I just wish it didn’t hurt when he goes into me. I wish it didn’t remind me of my many run-ins with Andy Humanstein. And I wish women would stop dragging me into their self-destruction, pulling and pushing me toward and away, toward and away, because they refuse to believe fear as a family tradition is not a commitment they have to uphold.
Those parts of sexuality, of being and sharing myself with another person, are the hardest. They both, men and women, have hurt me too much in too many different ways. In those moments, they make me not want to ever share my body or myself ever again.
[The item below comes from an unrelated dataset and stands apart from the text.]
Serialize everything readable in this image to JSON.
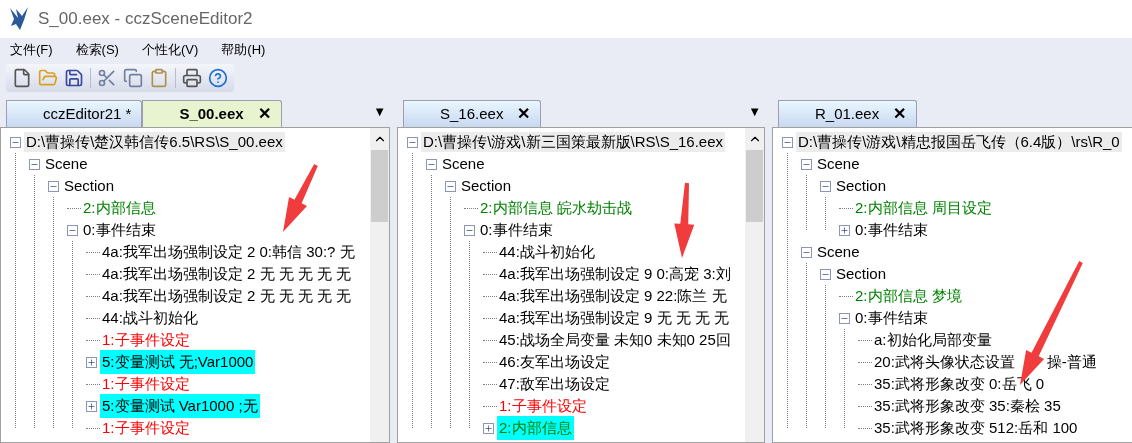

But I can’t stop expressing myself. That is a suffocation no panic attack could outperform. Stopping these expressions means committing myself to a lifetime of rape flashbacks and fear and shame. I’m not doing that. Times have gotten better for me. Times can still get better. This fear I have that things will always be bad is only in my head, built up on a pedestal of thoughts about my lack of self-worth. How, if I think I’m a bad person, can I enjoy being naked with this other that I see as a reflection of the best parts of me? Of course, I get scared. I start thinking I’m awful, thinking I’m a fool, and then I also start thinking I’ve made a horrible choice trusting this person. I start remembering the other times I’ve made bad decisions about who to trust, and suddenly I’m having a full-blown panic attack during sex, forgetting who’s inside me, convinced it’s Andy again. I’m sure you can imagine how that exacerbates the shame and fear I associate with sex.
Maybe I’m over-intellectualizing this. I have to consider that. But even if I am, it’s a healthy thought process: if I think better about myself, I’ll trust my own decisions, thereby foster an environment where I feel comfortable questioning my decisions, thereby keep a partner I respect, thereby respect my relationship with them, and, ultimately, I’ll feel comfortable expressing myself with this wonderfully flawed human being.
Ha! So the conclusion seems to be sex is about me. However I feel about me, that’s how I feel about sex. And since I refuse to feel bad about myself and who I am, I’m not going to feel bad about sex either. I’m better than that.